Geoffrey Airiau | Le préau que vous construisez dans cette école semble être indéniablement l’élément central du projet, tant visuellement que dans l’usage qui lui est réservé, pourquoi ce choix ?
Cédric Smal | En effet, le préau ici est l’élément fondateur du projet. C’est la partie la plus grande du bâtiment, en surface et en volume, et sa position centrale en fait un lieu actif, qui distribue tous les autres locaux. Ses dimensions permettent des usages extérieurs par tous les temps et son traitement architectural, notamment sa charpente en bois, caractérise fortement l’ambiance de l’école. Le préau redevient une véritable une cour de récréation couverte.

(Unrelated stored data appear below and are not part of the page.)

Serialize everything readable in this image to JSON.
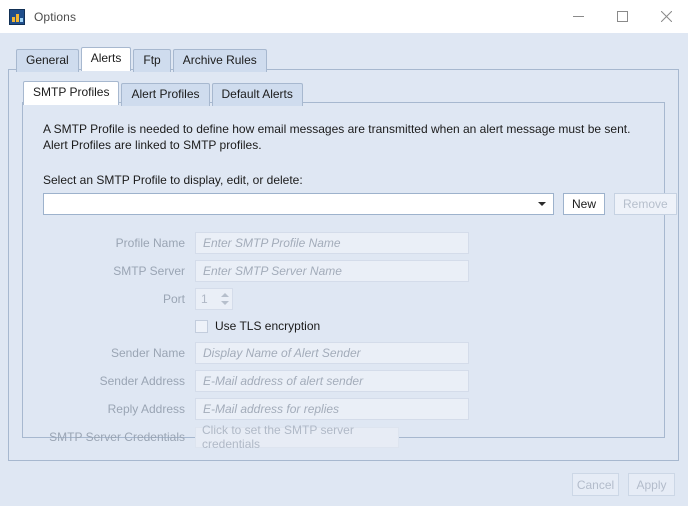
{
  "window": {
    "title": "Options",
    "icon": "chart-app-icon",
    "controls": {
      "minimize": "minimize-icon",
      "maximize": "maximize-icon",
      "close": "close-icon"
    }
  },
  "tabs": [
    {
      "label": "General",
      "active": false
    },
    {
      "label": "Alerts",
      "active": true
    },
    {
      "label": "Ftp",
      "active": false
    },
    {
      "label": "Archive Rules",
      "active": false
    }
  ],
  "inner_tabs": [
    {
      "label": "SMTP Profiles",
      "active": true
    },
    {
      "label": "Alert Profiles",
      "active": false
    },
    {
      "label": "Default Alerts",
      "active": false
    }
  ],
  "smtp": {
    "description": "A SMTP Profile is needed to define how email messages are transmitted when an alert message must be sent. Alert Profiles are linked to SMTP profiles.",
    "select_label": "Select an SMTP Profile to display, edit, or delete:",
    "profile_combo_value": "",
    "new_button": "New",
    "remove_button": "Remove",
    "fields": {
      "profile_name_label": "Profile Name",
      "profile_name_placeholder": "Enter SMTP Profile Name",
      "smtp_server_label": "SMTP Server",
      "smtp_server_placeholder": "Enter SMTP Server Name",
      "port_label": "Port",
      "port_value": "1",
      "tls_label": "Use TLS encryption",
      "sender_name_label": "Sender Name",
      "sender_name_placeholder": "Display Name of Alert Sender",
      "sender_address_label": "Sender Address",
      "sender_address_placeholder": "E-Mail address of alert sender",
      "reply_address_label": "Reply Address",
      "reply_address_placeholder": "E-Mail address for replies",
      "credentials_label": "SMTP Server Credentials",
      "credentials_button": "Click to set the SMTP server credentials"
    }
  },
  "footer": {
    "cancel": "Cancel",
    "apply": "Apply"
  },
  "colors": {
    "window_background": "#dfe7f3",
    "titlebar_background": "#ffffff",
    "tab_inactive": "#cfdcee",
    "tab_active": "#ffffff",
    "border": "#a7b8cf",
    "text": "#1b1b1b",
    "disabled_text": "#9aa5b4",
    "icon_blue": "#1f4e8c",
    "icon_yellow": "#f2b632"
  }
}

C’est un choix qui est venu à la suite de nos premiers échanges avec les utilisateurs du bâtiment, en particulier le directeur de l’école et les élus en charge du projet. Leur objectif étant d’avoir un bâtiment très économe en énergie, avec un budget contraint, la suppression des circulations intérieures chauffées s’est posée tout de suite comme un enjeu d’économie financière et énergétique. Cette option était clairement envisageable vu la taille du programme et le peu de locaux à distribuer. Mais pour nous, cette économie devait permettre d’être généreux par ailleurs, et de proposer un autre type de rapport à l’extérieur : plus direct mais aussi plus protégé. Ainsi, au lieu de faire 80 m² de circulations, nous avons pu, pour le même prix, proposer plus de 400 m² de cour couverte. Enfin, dans un contexte urbain avec assez peu d’accroches autour du site du projet — zones de stationnement, zone pavillonnaire —, il nous semblait pertinent de proposer un bâtiment avec une intériorité forte, mais tout de même présent dans le paysage, pour affirmer le nouvel équipement. Le préau et la grande toiture qui couvre cette école sont ainsi devenu les icônes du projet.
De nombreux éléments didactiques sont dissimulés un peu partout dans l’espace autour du préau. Pouvez-vous en parler plus précisément et détailler en quoi ces dispositifs spatiaux peuvent participer activement à l’éveil des enfants dans l’espace où eux-mêmes se construisent ?
Notre intention était de faire un bâtiment très didactique et même avec une dimension ludique. C’est une école, donc cette démarche fait sens. En règle générale nous concevons des lieux qui se laissent comprendre et expriment comment ils sont construits. La structure y est toujours apparente et les éléments qui, en second œuvre, pourraient cacher les éléments techniques sont minimisés au maximum. C’est aussi bien une démarche écologique — d’économie de matière et de carbone — qu’esthétique.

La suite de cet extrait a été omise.